Today, factories are spic-and-span facilities filled with automated machines and robots. The workers are no longer mere extensions of the machines. They are now highly-skilled, handsomely-paid technicians who schedule runs, program the machines, optimize productivity and ensure QC.

The bad news: It takes far fewer human workers to make the same number of widgets in a day. Fifty years ago, General Motors was the country's largest private employer. Today, it's Walmart.

Hmmm

It, like the computer did, will replace people. Eventually on a massive scale. I designed many automated systems and saw the impact in just one company when it replaced a dozen or more people. That was just one system. The thing companies like about it is an automated system doesn't get overtime pay or days off. No sick days. No holiday pay. No unionizing. Operates 24 hours a day. No injuries. No insurance or FICA. No pension plans. ...All good news for the company.

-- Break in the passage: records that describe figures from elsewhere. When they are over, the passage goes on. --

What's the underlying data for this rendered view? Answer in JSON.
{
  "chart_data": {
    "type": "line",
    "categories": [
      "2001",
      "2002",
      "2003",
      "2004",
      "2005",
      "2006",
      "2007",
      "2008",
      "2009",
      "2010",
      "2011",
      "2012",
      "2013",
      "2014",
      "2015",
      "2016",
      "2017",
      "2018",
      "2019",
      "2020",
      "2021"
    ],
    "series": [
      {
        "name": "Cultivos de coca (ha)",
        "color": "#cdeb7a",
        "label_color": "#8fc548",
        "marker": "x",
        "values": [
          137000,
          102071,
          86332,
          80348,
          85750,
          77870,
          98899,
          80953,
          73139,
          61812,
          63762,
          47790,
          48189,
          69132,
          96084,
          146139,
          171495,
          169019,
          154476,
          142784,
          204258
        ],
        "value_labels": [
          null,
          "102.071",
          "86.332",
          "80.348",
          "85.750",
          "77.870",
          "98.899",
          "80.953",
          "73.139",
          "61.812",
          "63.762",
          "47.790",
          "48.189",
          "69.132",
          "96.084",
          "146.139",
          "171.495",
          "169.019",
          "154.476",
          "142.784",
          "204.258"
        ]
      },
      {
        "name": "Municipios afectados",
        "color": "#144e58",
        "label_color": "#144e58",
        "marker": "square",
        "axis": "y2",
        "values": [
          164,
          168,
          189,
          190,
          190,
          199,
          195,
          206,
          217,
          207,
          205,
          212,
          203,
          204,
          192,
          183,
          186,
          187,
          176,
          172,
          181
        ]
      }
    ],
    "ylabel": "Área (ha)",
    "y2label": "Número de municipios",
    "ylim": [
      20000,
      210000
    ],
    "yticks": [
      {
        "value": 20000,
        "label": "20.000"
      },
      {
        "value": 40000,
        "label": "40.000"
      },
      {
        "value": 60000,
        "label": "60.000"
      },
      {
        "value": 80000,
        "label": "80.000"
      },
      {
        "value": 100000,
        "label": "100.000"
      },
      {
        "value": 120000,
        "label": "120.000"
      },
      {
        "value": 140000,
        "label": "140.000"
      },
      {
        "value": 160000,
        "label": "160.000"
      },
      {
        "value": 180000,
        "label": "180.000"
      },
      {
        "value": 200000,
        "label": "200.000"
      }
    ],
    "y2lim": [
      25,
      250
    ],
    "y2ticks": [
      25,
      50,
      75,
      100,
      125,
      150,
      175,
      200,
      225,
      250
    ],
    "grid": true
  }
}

The bad news is for the worker, even when all the baby boomers are retired. The difference in the employable population isn't going to change that much. What will change is the number of people who must work in low paying jobs, like Walmart, etc. This complicates things because lower wages means fewer purchases by consumers. Companies that rely on consumer purchases like grocery stores, clothing stores, etc. will be hurt first. They'll have to carry fewer and cheaper offerings which will hurt the packagers who purchase capital equipment, which will hurt the capital equipment companies.
Automation can be 'the machine' that starts the first real domino effect.

Walmart, McDonalds etc can only employ so many people and even they will begin to use more automation. Amazon uses some automation now and will continue to do so. Eventually food, clothing, and everything associated with people will have to drop prices again and again. Or make-do jobs will have to be created to make sure the masses can continue to buy. The supply will be there, but the demand won't survive otherwise. It's probably best to start thinking about all that now rather than later.